The student volunteers have swelled in number so much that every year Operation Smile holds conferences for them. This year’s will be in Rome, with 600 to 700 participants from 45 countries expected.
“We've requested an audience with the Pope. He's been a great leader for everyone,” Kathy added.
Latin America, from where Pope Francis hails, had such a large number of student volunteers Operation Smile held a separate conference for them early this year.
The youth are now in charge of teaching the patients how to take care of their teeth, the kind of food they have to eat, the importance of drinking water, and even how to do CPR.
Of course, a number of big companies had pitched in, too.
Johnson & Johnson was among the first to get involved, providing the NGO all the sutures it needed. It has committed $25 million over the next five years.

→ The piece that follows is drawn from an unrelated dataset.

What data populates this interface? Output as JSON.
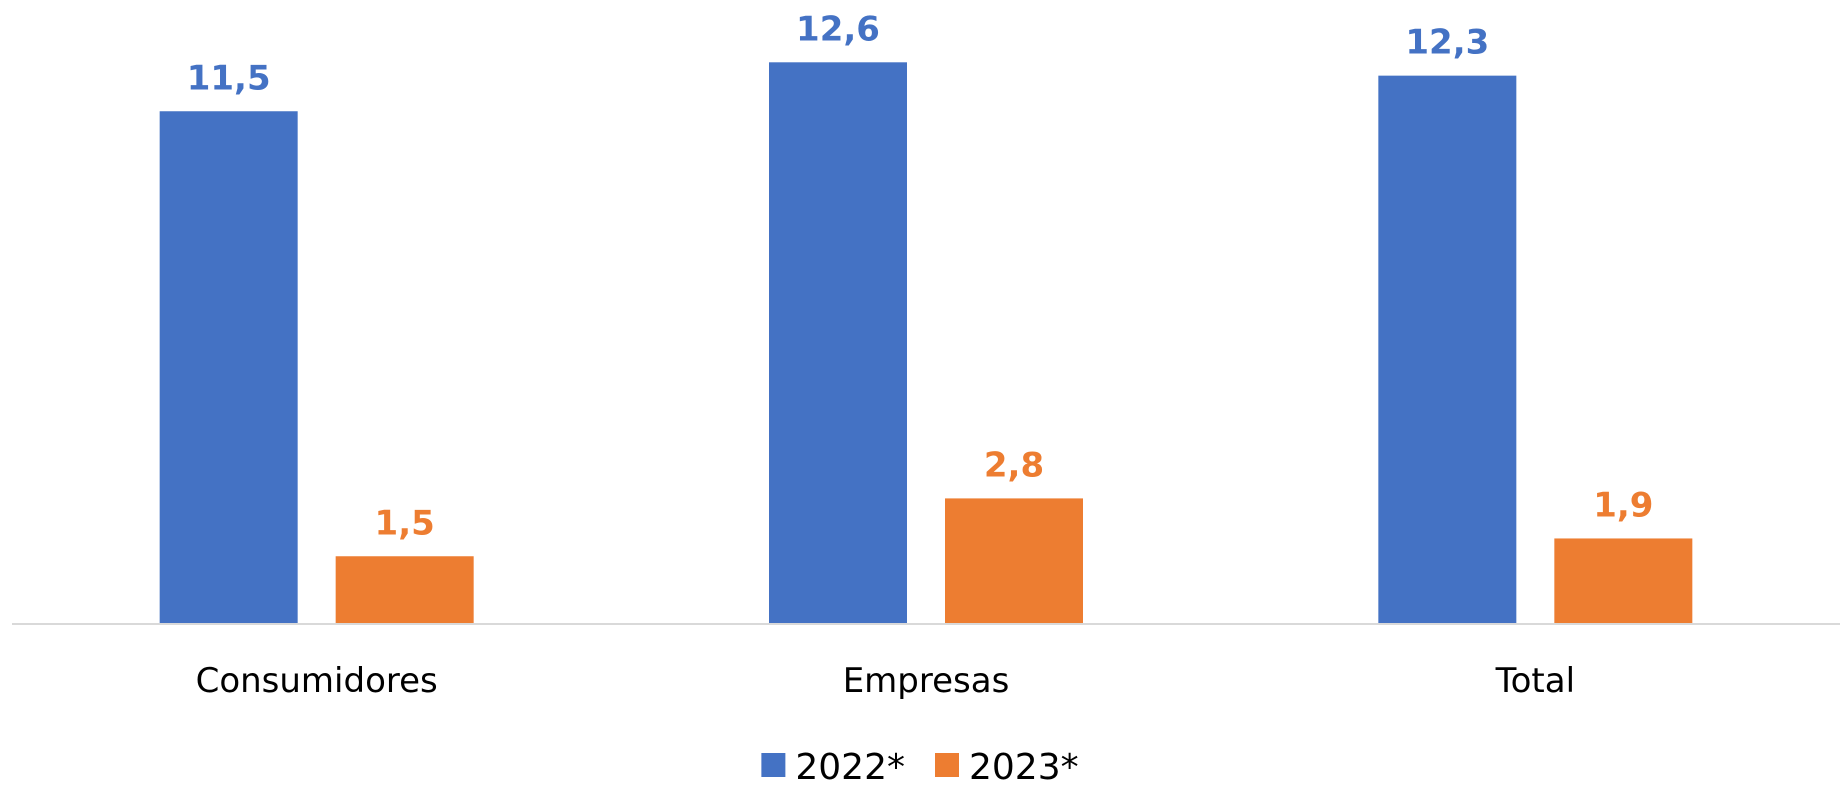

Coca-Cola was also considering holding a concert to provide awareness about the organization. Another company even came in just to keep the medical instruments sharp.
In the Philippines, local carriers Philippine Airlines and Cebu Pacific are among the companies that have hopped aboard.
Countries' health departments also have a role to play, and so do the hospitals, which sllow Operation Smile to take over for a week.
And because Operation Smile's headquarters are in Virginia Beach, where the Magees' home is, as well, the Filipinos who work in the Navy also volunteer.
“Everybody's just very willing, I have to say. You know, if you have the opportunity to change the life of a child, why not? You're actually gonna take that life, have that child speak, eat. They will die without getting that palate closed,” Kathy said.
These children are now able to return to school, make friends, and in the long run, become productive citizens. All because of a surgery that takes anywhere from 45 minutes to an hour.
Inside Operation Smile's operating room.
The Magees were surprised at the high incidence of the cleft condition in the Philippines as compared to the US, and they are now collaborating with the University of Southern California, which is conducting research on its causes.
Kathy observed that it was due primarily to pregnant mothers' poor nutrition. Most of them had no prenatal care. There were environmental toxins, as well. Many of the mothers breathed in the pollutants from the cooking fires in their homes.
The Operation Smile team also saw that the children had no protein, vitamins, or minerals in their diets. It was mostly carbohydrates in rice. In one case, the child was so severely malnourished that his/her body ate itself, leaving a cleft in the middle of the face. Thankfully, the doctors were able to reconstruct the child's lip and nose.
“It's tough,” Kathy said of working in Philippine terrain. “There's water, it's separating us everywhere. But people just want to have a life ... they just want their children to be healthy.”
Luckily, Operation Smile's volunteers enjoy travelling to the Philippines -- whether they're from the Middle East or Latin America.
“And as you know, you have the best singing going on in the world, so everybody has karaoke, and they love being here,” Kathy said.
Asked about the role Operation Smile played given the increasingly isolationist American presidency, she had this reply: “I feel like we're the builders, the connection to the world. We're heavily in Mexico, and so we feel like we're building with these countries. It's amazing what people do together, and what our governments do that maybe pull us all apart. And so we feel like we're the builders that connect the world and connect people.”
“We're connecting the world for good things, for world peace,” Kathy added. “I feel like Operation Smile is a big part of making this world a better place.”